La “sindrome dell’abbandono” purtroppo non colpisce solo i cuccioli che non si riescono ad accudire ma anche coloro che, per lo stesso motivo, vengono parcheggiati nelle case di riposo. Queste persone, specialmente a causa della pandemia, sono obbligate a rinunciare alle visite familiari, che potrebbero essere letali per decine di altri venerandi ospiti di queste candide stanze. La loro presenza è stata ed è indice di una saggezza consapevole, pronta a rispolverare ricordi e insegnamenti passati, per tramandarli a chiunque abbia voglia di mettere in pausa la propria vita frenetica, sedersi e ascoltare.
Inoltre non bisogna pensare agli anziani come ad un peso della società, i cosiddetti “parassiti”, perché sono probabilmente gli unici ad aver capito cosa significa veramente vivere e a poterlo insegnare. Sono come degli angeli terreni, buoni e con le mani, le orecchie e il cuore grande, capaci di far emergere la parte più umana di ciascun individuo. Perciò gli anziani non sono importanti solo per quanto riguarda il passato ma anche il presente.
“Ciò che è accaduto nella prima fase della pandemia ci dimostra che qualcosa bisogna fare – afferma Marco Impagliazzo, presidente della Comunità di Sant’Egidio – per superare la patologia dell’isolamento”.

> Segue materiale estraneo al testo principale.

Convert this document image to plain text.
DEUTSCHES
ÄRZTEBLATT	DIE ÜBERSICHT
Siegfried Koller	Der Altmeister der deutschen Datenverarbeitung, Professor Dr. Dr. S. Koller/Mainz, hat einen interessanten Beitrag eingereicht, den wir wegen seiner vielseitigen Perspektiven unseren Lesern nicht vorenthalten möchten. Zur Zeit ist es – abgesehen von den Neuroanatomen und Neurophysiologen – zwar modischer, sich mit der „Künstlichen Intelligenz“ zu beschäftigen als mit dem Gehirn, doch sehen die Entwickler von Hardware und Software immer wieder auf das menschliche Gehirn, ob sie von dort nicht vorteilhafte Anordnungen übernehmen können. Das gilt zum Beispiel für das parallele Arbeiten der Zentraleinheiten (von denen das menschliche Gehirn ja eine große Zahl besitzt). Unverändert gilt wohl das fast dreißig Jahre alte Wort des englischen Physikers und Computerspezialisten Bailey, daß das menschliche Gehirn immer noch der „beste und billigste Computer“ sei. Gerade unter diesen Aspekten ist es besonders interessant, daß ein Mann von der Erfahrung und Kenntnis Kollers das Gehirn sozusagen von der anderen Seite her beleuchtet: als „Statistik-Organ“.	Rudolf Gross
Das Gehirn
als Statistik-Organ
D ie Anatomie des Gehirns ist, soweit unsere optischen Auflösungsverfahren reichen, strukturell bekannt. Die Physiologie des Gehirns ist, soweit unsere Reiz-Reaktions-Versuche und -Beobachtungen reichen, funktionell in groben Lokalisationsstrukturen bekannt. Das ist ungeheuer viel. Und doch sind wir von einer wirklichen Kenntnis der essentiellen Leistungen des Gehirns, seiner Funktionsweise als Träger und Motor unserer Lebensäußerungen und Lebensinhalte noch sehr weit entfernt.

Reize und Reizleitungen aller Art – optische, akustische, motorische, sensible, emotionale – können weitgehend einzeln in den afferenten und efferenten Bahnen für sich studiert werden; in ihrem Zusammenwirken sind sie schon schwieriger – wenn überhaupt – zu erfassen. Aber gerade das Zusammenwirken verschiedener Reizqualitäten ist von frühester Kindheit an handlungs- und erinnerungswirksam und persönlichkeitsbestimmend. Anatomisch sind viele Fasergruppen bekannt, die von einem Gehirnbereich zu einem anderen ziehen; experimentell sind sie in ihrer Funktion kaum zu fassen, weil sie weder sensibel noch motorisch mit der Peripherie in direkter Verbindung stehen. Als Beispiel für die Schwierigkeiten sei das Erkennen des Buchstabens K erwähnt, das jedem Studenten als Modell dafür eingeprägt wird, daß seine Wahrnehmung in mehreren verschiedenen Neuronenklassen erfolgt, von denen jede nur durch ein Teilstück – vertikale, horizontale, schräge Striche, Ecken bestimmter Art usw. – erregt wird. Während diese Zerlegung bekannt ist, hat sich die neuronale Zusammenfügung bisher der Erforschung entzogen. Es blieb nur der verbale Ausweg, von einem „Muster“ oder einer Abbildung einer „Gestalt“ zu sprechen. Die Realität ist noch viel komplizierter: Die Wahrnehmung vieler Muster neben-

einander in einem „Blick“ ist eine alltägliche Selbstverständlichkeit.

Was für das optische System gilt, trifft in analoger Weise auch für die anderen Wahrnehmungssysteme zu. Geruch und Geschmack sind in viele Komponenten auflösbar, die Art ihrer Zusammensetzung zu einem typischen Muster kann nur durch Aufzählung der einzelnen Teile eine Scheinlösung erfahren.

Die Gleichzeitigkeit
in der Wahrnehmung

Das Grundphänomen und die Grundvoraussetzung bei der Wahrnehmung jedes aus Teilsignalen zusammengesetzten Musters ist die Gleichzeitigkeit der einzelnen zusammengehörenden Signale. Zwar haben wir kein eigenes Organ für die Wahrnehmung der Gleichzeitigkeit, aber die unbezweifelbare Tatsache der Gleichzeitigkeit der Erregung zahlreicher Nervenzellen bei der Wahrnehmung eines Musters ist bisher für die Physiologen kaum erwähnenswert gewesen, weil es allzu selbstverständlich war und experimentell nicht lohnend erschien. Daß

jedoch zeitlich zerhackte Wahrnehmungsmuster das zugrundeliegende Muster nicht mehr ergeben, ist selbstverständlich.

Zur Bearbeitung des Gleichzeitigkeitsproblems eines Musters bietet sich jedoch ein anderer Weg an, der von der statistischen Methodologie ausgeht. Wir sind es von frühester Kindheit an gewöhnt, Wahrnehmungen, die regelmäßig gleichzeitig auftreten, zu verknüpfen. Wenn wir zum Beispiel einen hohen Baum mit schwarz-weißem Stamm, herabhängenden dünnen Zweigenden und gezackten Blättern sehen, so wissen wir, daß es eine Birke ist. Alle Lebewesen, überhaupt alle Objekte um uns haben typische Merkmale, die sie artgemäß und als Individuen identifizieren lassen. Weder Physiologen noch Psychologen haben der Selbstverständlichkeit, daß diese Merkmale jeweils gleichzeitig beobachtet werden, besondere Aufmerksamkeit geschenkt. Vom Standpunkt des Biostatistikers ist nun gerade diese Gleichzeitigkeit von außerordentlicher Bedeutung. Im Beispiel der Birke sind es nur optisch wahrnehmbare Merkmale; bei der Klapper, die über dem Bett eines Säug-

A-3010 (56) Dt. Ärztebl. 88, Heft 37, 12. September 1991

Le uniche proposte che potrebbero portare a dei risultati concreti sono: l’ampliamento dell’assistenza domiciliare integrata, che spesso viene fornita solo dai badanti, la regolarizzazione di questi ultimi in modo rapido e l’autodeterminazione degli anziani in grado di badare a loro stessi, che sceglierebbero di convivere con altre persone di età avanzata. Queste soluzioni porterebbero ad un miglioramento dell’umore nelle case di riposo e ad una riduzione del tasso di disoccupazione, in quanto diventare badante sarebbe molto più facile e veloce.

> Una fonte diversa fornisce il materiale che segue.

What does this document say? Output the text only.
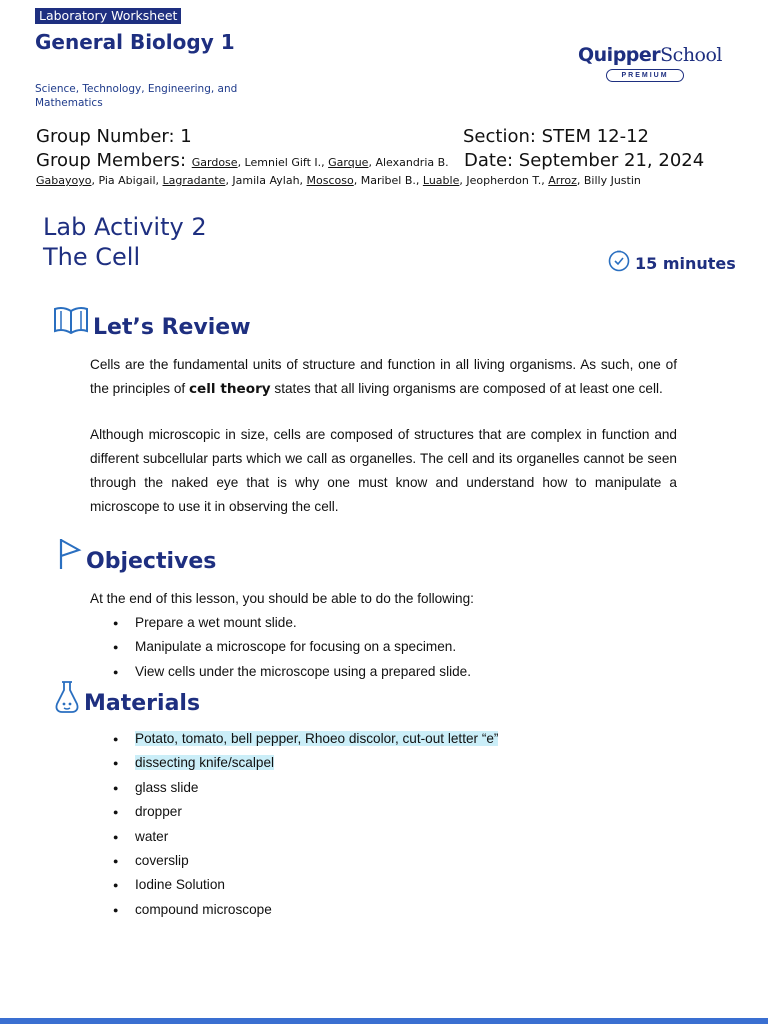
Laboratory Worksheet
General Biology 1
Science, Technology, Engineering, and Mathematics
QuipperSchool
PREMIUM
Group Number: 1	Section: STEM 12-12
Group Members: Gardose, Lemniel Gift I., Garque, Alexandria B. Date: September 21, 2024
Gabayoyo, Pia Abigail, Lagradante, Jamila Aylah, Moscoso, Maribel B., Luable, Jeopherdon T., Arroz, Billy Justin
Lab Activity 2
The Cell	15 minutes
Let’s Review
Cells are the fundamental units of structure and function in all living organisms. As such, one of the principles of cell theory states that all living organisms are composed of at least one cell.
Although microscopic in size, cells are composed of structures that are complex in function and different subcellular parts which we call as organelles. The cell and its organelles cannot be seen through the naked eye that is why one must know and understand how to manipulate a microscope to use it in observing the cell.
Objectives
At the end of this lesson, you should be able to do the following:
● Prepare a wet mount slide.
● Manipulate a microscope for focusing on a specimen.
● View cells under the microscope using a prepared slide.
Materials
● Potato, tomato, bell pepper, Rhoeo discolor, cut-out letter “e”
● dissecting knife/scalpel
● glass slide
● dropper
● water
● coverslip
● Iodine Solution
● compound microscope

Le idee sono molte, le possibilità per realizzarle un po’ meno. Se solo si rivolgesse un’ulteriore attenzione a quelle prigioni bianche, piene di ricordi, la situazione porterebbe a sorprendenti risultati. Infatti non si può pensare che gli anziani si sazino di lettere e videochiamate: hanno bisogno di concretezza, certezze e quotidianità.

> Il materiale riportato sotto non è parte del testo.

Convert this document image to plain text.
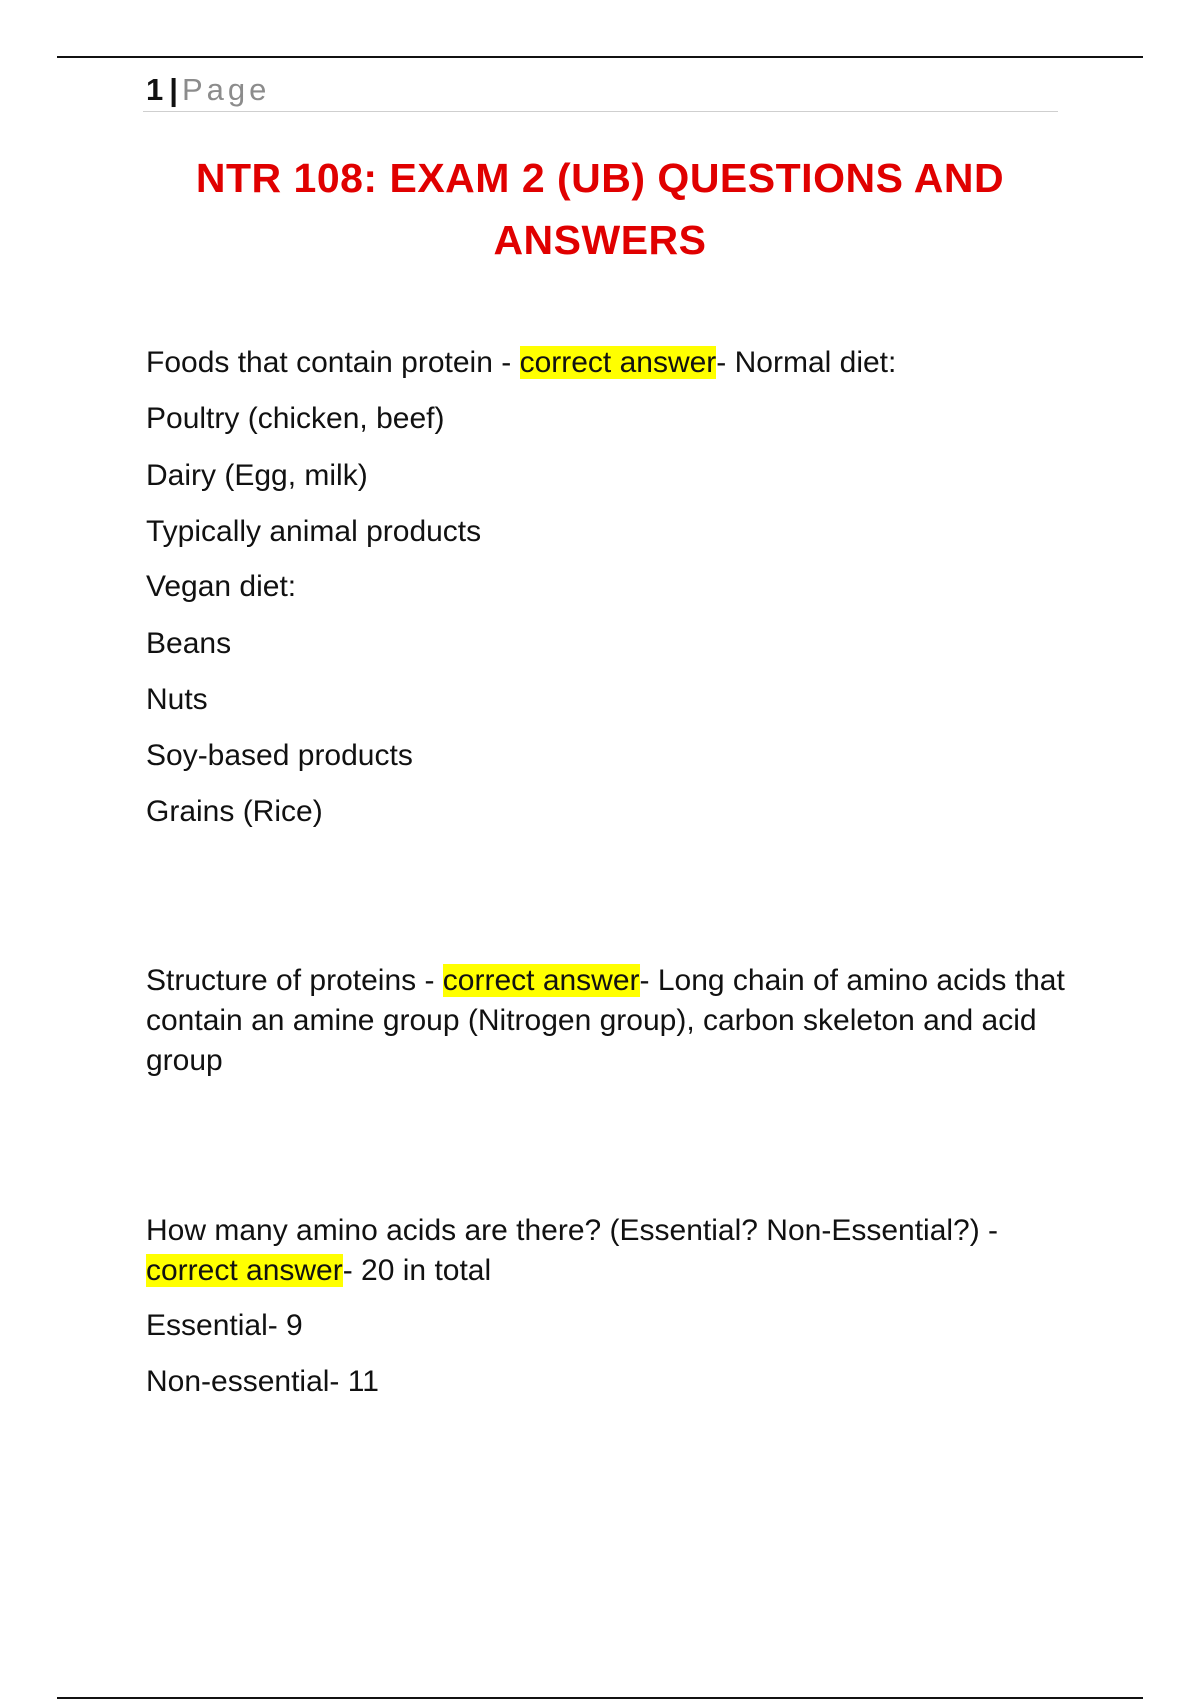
1 | Page
NTR 108: EXAM 2 (UB) QUESTIONS AND
ANSWERS
Foods that contain protein - correct answer- Normal diet:
Poultry (chicken, beef)
Dairy (Egg, milk)
Typically animal products
Vegan diet:
Beans
Nuts
Soy-based products
Grains (Rice)
Structure of proteins - correct answer- Long chain of amino acids that contain an amine group (Nitrogen group), carbon skeleton and acid group
How many amino acids are there? (Essential? Non-Essential?) - correct answer- 20 in total
Essential- 9
Non-essential- 11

Se dovessi pensare ad una me proiettata in un futuro molto lontano, vorrei vivere la mia età più matura in buona compagnia e con tranquillità. Per questo mi sembra giusto che anche i giovani di qualche decennio fa possano realizzare questo loro sogno. Quindi, per favore, non dimentichiamoci dei nostri anziani, perché loro non chiederanno mai aiuto, pur avendone un bisogno enorme.